Posted on July 10, 2015
It is arguable that music would not exist without people and inspiration. This is subjective, of course, because one could also argue that music exists everywhere in nature. However, humans organize music at a much higher level than the rest of nature and use it as a form of intellectual creative expression. People’s relationship with music is as old as time itself. There is no documented time in which people discovered music; it has simply always been a part of humanity. Music is as old as cave drawings and long lost societies. This reveals that people and music are intrinsically connected and are ever affecting one another.

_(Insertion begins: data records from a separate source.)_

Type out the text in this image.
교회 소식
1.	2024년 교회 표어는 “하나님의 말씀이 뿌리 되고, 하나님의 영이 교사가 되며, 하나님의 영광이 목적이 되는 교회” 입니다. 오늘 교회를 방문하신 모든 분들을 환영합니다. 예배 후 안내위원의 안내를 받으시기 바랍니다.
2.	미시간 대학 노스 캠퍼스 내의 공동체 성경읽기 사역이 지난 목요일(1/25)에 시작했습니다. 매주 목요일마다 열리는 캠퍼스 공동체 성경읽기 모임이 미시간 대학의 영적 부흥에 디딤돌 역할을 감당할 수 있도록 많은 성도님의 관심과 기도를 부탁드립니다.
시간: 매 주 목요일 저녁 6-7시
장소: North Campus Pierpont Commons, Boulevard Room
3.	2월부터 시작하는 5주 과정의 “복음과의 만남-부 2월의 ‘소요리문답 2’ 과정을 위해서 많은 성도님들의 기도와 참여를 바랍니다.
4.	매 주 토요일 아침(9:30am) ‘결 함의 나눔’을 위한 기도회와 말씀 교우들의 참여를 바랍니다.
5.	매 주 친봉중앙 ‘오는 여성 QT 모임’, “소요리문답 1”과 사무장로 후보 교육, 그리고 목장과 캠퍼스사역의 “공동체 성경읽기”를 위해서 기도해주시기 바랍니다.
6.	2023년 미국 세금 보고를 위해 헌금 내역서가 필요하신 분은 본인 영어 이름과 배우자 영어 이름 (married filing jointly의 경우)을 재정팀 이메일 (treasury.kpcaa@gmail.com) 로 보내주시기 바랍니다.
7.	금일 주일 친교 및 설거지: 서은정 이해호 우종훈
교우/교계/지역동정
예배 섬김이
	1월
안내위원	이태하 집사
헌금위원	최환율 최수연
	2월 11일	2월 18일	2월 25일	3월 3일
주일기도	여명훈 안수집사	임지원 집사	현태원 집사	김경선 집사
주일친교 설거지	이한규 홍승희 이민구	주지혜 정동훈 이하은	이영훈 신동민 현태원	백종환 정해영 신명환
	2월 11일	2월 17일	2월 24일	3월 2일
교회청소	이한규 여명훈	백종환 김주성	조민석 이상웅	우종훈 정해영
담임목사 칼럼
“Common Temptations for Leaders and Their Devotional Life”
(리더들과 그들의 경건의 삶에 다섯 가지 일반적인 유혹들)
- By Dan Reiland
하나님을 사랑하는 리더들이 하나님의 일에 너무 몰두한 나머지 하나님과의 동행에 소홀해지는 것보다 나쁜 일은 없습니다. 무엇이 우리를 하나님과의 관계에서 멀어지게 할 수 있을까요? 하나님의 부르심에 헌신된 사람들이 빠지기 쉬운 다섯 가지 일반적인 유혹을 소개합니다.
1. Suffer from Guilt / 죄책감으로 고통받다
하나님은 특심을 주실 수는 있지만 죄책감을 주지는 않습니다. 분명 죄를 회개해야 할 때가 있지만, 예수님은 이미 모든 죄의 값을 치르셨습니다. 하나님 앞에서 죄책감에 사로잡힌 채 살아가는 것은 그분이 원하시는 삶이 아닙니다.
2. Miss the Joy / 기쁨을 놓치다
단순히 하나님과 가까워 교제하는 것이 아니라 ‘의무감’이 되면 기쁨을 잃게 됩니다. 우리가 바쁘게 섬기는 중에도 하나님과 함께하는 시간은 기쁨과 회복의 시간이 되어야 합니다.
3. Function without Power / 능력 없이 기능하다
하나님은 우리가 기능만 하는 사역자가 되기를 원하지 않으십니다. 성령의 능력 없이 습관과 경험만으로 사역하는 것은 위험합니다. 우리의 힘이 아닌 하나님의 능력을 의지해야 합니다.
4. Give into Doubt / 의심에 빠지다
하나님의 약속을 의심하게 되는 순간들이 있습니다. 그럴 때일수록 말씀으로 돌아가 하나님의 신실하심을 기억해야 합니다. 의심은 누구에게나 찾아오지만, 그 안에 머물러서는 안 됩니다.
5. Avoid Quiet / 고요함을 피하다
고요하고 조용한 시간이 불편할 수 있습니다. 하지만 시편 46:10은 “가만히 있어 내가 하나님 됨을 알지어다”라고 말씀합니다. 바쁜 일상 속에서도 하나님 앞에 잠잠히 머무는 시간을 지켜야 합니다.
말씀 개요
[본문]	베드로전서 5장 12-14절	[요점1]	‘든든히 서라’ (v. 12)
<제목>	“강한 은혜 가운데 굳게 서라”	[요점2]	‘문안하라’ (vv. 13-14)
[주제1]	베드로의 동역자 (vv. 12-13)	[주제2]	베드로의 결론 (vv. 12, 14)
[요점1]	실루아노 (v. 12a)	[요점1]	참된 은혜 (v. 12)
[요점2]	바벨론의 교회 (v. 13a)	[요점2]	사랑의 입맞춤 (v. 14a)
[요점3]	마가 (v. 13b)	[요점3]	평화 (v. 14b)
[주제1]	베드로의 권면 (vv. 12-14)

It is common knowledge that music affects people. Music has been put to many practical mental and physical health uses. It inspires dance, art and masterful levels of musicianship that serve as people’s vocations and passions. It has long been said that music is the language of emotions, which is why music is good for people. Music expresses what words cannot. When a feeling is so powerful or overwhelming that words cannot suit it, music takes their place. Music can be something that people create or receive. Either use is powerful and impacting. Music aids in resolving mental health issues and is even proven to aid in the recovery of the physical body.
Equally true is that people affect music. Assuming that music could exist outside of humanity, people have taken music through an evolution of epic proportions. Music has gone from basic percussion, wind and string instrumentation in ancient times, to choral and symphonic groups that perform masterpieces, to the present music industry, which has become its own animal. Music as we know it has always been a product of human experimentation and expression, and over the course of humanity it has changed in resemblance a great deal. It is hard to imagine what kind of music awaits humanity in the future. There is no saying which way an art form will evolve. It is a product of too many mysterious factors to predict.